Place a bolster or stack of pillows against the wall. Sit on the edge of the bolster or pillows, and while supporting yourself with your hands on the ground, swing your legs up the wall. You want the sacrum—the back of your hips—supported by the bolster. You may need to wiggle around to get the bolster exactly where you need it to be. Fold your blanket and place it under your head to support your neck. Either use an eye pillow over your eyes or wrap a towel around the top of your head, making sure to cover the eyes. Rest your arms down by your side.
"This takes the legs above the heart, thereby benefiting veinous circulation and brings the parasympathetic nervous system forward, soothing tension," comments Kuhn.
- Props: Grab a bolster (or stack pillows) and a blanket or towel. You may need more than one if you're still feeling pressure on your lower back.
Sit on the ground or on the edge of a blanket if you have tighter hips. Bend one knee and place your foot on your upper inner thigh. Square your hips and shoulder to the leg that is straight in front of you. Take your bolster on top of your leg and fold forward with your torso supported by the bolster. Roll a blanket to place under your forehead so that there is no pressure on the nose and face. Extend your arms forward in front of you, crossing your hands over another on the bolster. Make sure to do both sides for an even amount of time. Take long, deep breaths into the belly and try to feel the break expand the lower back and ribs.

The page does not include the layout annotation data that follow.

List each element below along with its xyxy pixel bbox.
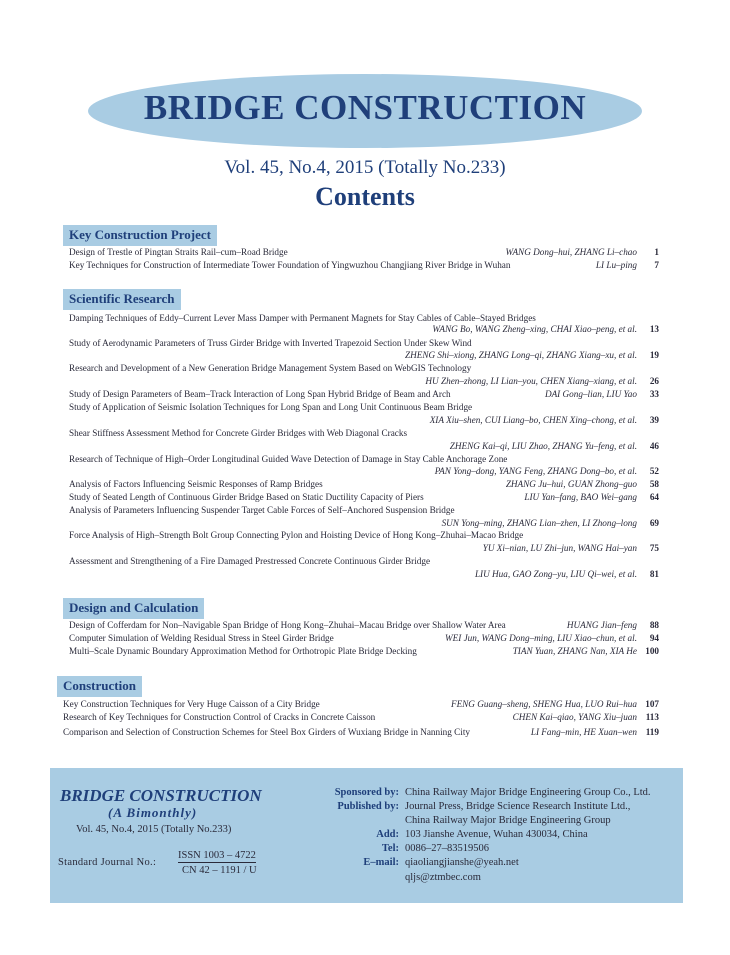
- article-page: 100: [645, 646, 659, 656]
- section-label-key-construction-project: Key Construction Project: [63, 225, 217, 246]
- article-title: Study of Seated Length of Continuous Girder Bridge Based on Static Ductility Capacity of Piers: [69, 492, 424, 502]
- info-published-value-2: China Railway Major Bridge Engineering Group: [405, 815, 611, 826]
- article-authors: LIU Hua, GAO Zong–yu, LIU Qi–wei, et al.: [474, 569, 637, 579]
- volume-line: Vol. 45, No.4, 2015 (Totally No.233): [224, 157, 506, 178]
- toc-row: [69, 247, 659, 261]
- toc-row: [69, 505, 659, 519]
- article-title: Key Construction Techniques for Very Huge Caisson of a City Bridge: [63, 699, 320, 709]
- journal-title: BRIDGE CONSTRUCTION: [143, 88, 587, 127]
- article-title: Multi–Scale Dynamic Boundary Approximation Method for Orthotropic Plate Bridge Decking: [69, 646, 417, 656]
- article-title: Research and Development of a New Generation Bridge Management System Based on WebGIS Technology: [69, 363, 472, 373]
- article-page: 13: [649, 324, 659, 334]
- info-issn: ISSN 1003 – 4722: [178, 850, 256, 861]
- article-title: Force Analysis of High–Strength Bolt Group Connecting Pylon and Hoisting Device of Hong Kong–Zhuhai–Macao Bridge: [69, 530, 524, 540]
- toc-row: [69, 260, 659, 274]
- article-authors: YU Xi–nian, LU Zhi–jun, WANG Hai–yan: [482, 543, 637, 553]
- toc-row: [69, 530, 659, 544]
- toc-row: [69, 633, 659, 647]
- article-authors: WANG Bo, WANG Zheng–xing, CHAI Xiao–peng, et al.: [432, 324, 637, 334]
- article-authors: DAI Gong–lian, LIU Yao: [544, 389, 637, 399]
- article-page: 69: [649, 518, 659, 528]
- article-page: 64: [649, 492, 659, 502]
- article-page: 119: [645, 727, 659, 737]
- article-authors: ZHENG Kai–qi, LIU Zhao, ZHANG Yu–feng, et al.: [449, 441, 637, 451]
- journal-info-box: [50, 768, 683, 903]
- info-volume: Vol. 45, No.4, 2015 (Totally No.233): [76, 824, 232, 835]
- article-title: Design of Trestle of Pingtan Straits Rail–cum–Road Bridge: [69, 247, 288, 257]
- toc-row: [69, 492, 659, 506]
- section-label-construction: Construction: [57, 676, 142, 697]
- article-page: 33: [649, 389, 659, 399]
- toc-row: [69, 350, 659, 364]
- article-authors: PAN Yong–dong, YANG Feng, ZHANG Dong–bo, et al.: [434, 466, 637, 476]
- article-authors: FENG Guang–sheng, SHENG Hua, LUO Rui–hua: [450, 699, 637, 709]
- toc-row: [69, 543, 659, 557]
- toc-row: [69, 402, 659, 416]
- info-subtitle: (A Bimonthly): [108, 805, 198, 820]
- toc-row: [69, 324, 659, 338]
- article-authors: SUN Yong–ming, ZHANG Lian–zhen, LI Zhong–long: [441, 518, 637, 528]
- article-title: Research of Key Techniques for Construction Control of Cracks in Concrete Caisson: [63, 712, 376, 722]
- article-title: Assessment and Strengthening of a Fire Damaged Prestressed Concrete Continuous Girder Bridge: [69, 556, 431, 566]
- article-page: 19: [649, 350, 659, 360]
- article-page: 81: [649, 569, 659, 579]
- toc-row: [69, 376, 659, 390]
- info-tel-label: Tel:: [381, 843, 399, 854]
- info-email-value-2: qljs@ztmbec.com: [405, 872, 481, 883]
- info-journal-title: BRIDGE CONSTRUCTION: [60, 786, 262, 805]
- info-published-value-1: Journal Press, Bridge Science Research Institute Ltd.,: [405, 801, 631, 812]
- article-authors: HUANG Jian–feng: [566, 620, 637, 630]
- article-title: Shear Stiffness Assessment Method for Concrete Girder Bridges with Web Diagonal Cracks: [69, 428, 408, 438]
- article-authors: TIAN Yuan, ZHANG Nan, XIA He: [512, 646, 637, 656]
- article-title: Analysis of Factors Influencing Seismic Responses of Ramp Bridges: [69, 479, 323, 489]
- article-title: Design of Cofferdam for Non–Navigable Span Bridge of Hong Kong–Zhuhai–Macau Bridge over Shallow Water Area: [69, 620, 506, 630]
- article-title: Computer Simulation of Welding Residual Stress in Steel Girder Bridge: [69, 633, 334, 643]
- info-cn: CN 42 – 1191 / U: [182, 865, 257, 876]
- article-authors: CHEN Kai–qiao, YANG Xiu–juan: [512, 712, 637, 722]
- article-page: 26: [649, 376, 659, 386]
- article-page: 88: [649, 620, 659, 630]
- toc-row: [63, 727, 659, 741]
- article-page: 1: [654, 247, 659, 257]
- article-authors: WEI Jun, WANG Dong–ming, LIU Xiao–chun, et al.: [444, 633, 637, 643]
- toc-row: [69, 415, 659, 429]
- article-title: Study of Application of Seismic Isolation Techniques for Long Span and Long Unit Continuous Beam Bridge: [69, 402, 473, 412]
- article-page: 107: [645, 699, 659, 709]
- article-authors: WANG Dong–hui, ZHANG Li–chao: [505, 247, 637, 257]
- info-standard-label: Standard Journal No.:: [58, 857, 157, 868]
- toc-row: [69, 466, 659, 480]
- article-page: 75: [649, 543, 659, 553]
- article-authors: XIA Xiu–shen, CUI Liang–bo, CHEN Xing–chong, et al.: [429, 415, 637, 425]
- toc-row: [69, 620, 659, 634]
- toc-row: [69, 428, 659, 442]
- toc-row: [63, 699, 659, 713]
- article-page: 58: [649, 479, 659, 489]
- toc-row: [63, 712, 659, 726]
- toc-row: [69, 363, 659, 377]
- article-authors: LI Lu–ping: [595, 260, 637, 270]
- article-authors: LI Fang–min, HE Xuan–wen: [530, 727, 637, 737]
- info-sponsored-label: Sponsored by:: [334, 787, 399, 798]
- toc-row: [69, 646, 659, 660]
- article-authors: LIU Yan–fang, BAO Wei–gang: [524, 492, 637, 502]
- article-page: 39: [649, 415, 659, 425]
- toc-row: [69, 389, 659, 403]
- info-tel-value: 0086–27–83519506: [405, 843, 489, 854]
- article-title: Study of Design Parameters of Beam–Track Interaction of Long Span Hybrid Bridge of Beam and Arch: [69, 389, 451, 399]
- info-email-label: E–mail:: [363, 857, 399, 868]
- article-page: 7: [654, 260, 659, 270]
- toc-row: [69, 479, 659, 493]
- article-title: Research of Technique of High–Order Longitudinal Guided Wave Detection of Damage in Stay Cable Anchorage Zone: [69, 454, 508, 464]
- info-email-value-1: qiaoliangjianshe@yeah.net: [405, 857, 519, 868]
- article-page: 52: [649, 466, 659, 476]
- toc-row: [69, 556, 659, 570]
- article-page: 94: [649, 633, 659, 643]
- article-authors: HU Zhen–zhong, LI Lian–you, CHEN Xiang–xiang, et al.: [425, 376, 637, 386]
- info-sponsored-value: China Railway Major Bridge Engineering Group Co., Ltd.: [405, 787, 651, 798]
- article-title: Key Techniques for Construction of Intermediate Tower Foundation of Yingwuzhou Changjiang River Bridge in Wuhan: [69, 260, 511, 270]
- article-title: Damping Techniques of Eddy–Current Lever Mass Damper with Permanent Magnets for Stay Cables of Cable–Stayed Bridges: [69, 313, 536, 323]
- article-title: Comparison and Selection of Construction Schemes for Steel Box Girders of Wuxiang Bridge in Nanning City: [63, 727, 470, 737]
- article-title: Study of Aerodynamic Parameters of Truss Girder Bridge with Inverted Trapezoid Section Under Skew Wind: [69, 338, 472, 348]
- section-label-design-and-calculation: Design and Calculation: [63, 598, 204, 619]
- article-page: 46: [649, 441, 659, 451]
- info-add-value: 103 Jianshe Avenue, Wuhan 430034, China: [405, 829, 588, 840]
- toc-row: [69, 569, 659, 583]
- info-add-label: Add:: [376, 829, 399, 840]
- toc-row: [69, 441, 659, 455]
- article-authors: ZHANG Ju–hui, GUAN Zhong–guo: [505, 479, 637, 489]
- article-title: Analysis of Parameters Influencing Suspender Target Cable Forces of Self–Anchored Suspension Bridge: [69, 505, 455, 515]
- section-label-scientific-research: Scientific Research: [63, 289, 181, 310]
- article-page: 113: [645, 712, 659, 722]
- contents-heading: Contents: [315, 182, 415, 211]
- info-published-label: Published by:: [337, 801, 399, 812]
- article-authors: ZHENG Shi–xiong, ZHANG Long–qi, ZHANG Xiang–xu, et al.: [405, 350, 637, 360]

"This movement is nice to release tension in the whole back of your body which can be nice to relax your shoulders and relieve headache pain," comments Stiles. You may also notice your nerves calming and anxiety slipping away.
- Props: Use yoga blocks or a chair to bend down to if you feel you're straining to reach the floor with your hands.
From standing, on an exhale, bend your knees and fold your torso over your thighs. Allow your head to hang heavy. Arms can also hang heavy or you can take a hold of opposite elbows. Hold for 5 to 10 breaths. To release, use and inhale to bring hands to hips, knees still bent, then slowly re-elevate the torso.
Thanks to the forward-fold of this movement, blood supply can reach the brain helping to relieve headaches and calm the mind.
Setu bandha sarvangasana
- Props: Use bolsters or pillows underneath your lower back to provide support.
Lie on your back with knees bent feet on the floor. With an inhale, press down through the legs to lift the pelvis off the ground, then exhale to lower back down. Repeat 5 times, or hold with the pelvis lifted for 5 breaths. This introspective pose lengthens the fascial line that connects from the eyebrows, all the way down the back body, to where the toes connect at the ball of the foot.
"Lengthening this facial line can release areas of restriction and congestion that could potentially be the origins of a headache," states Kuhn.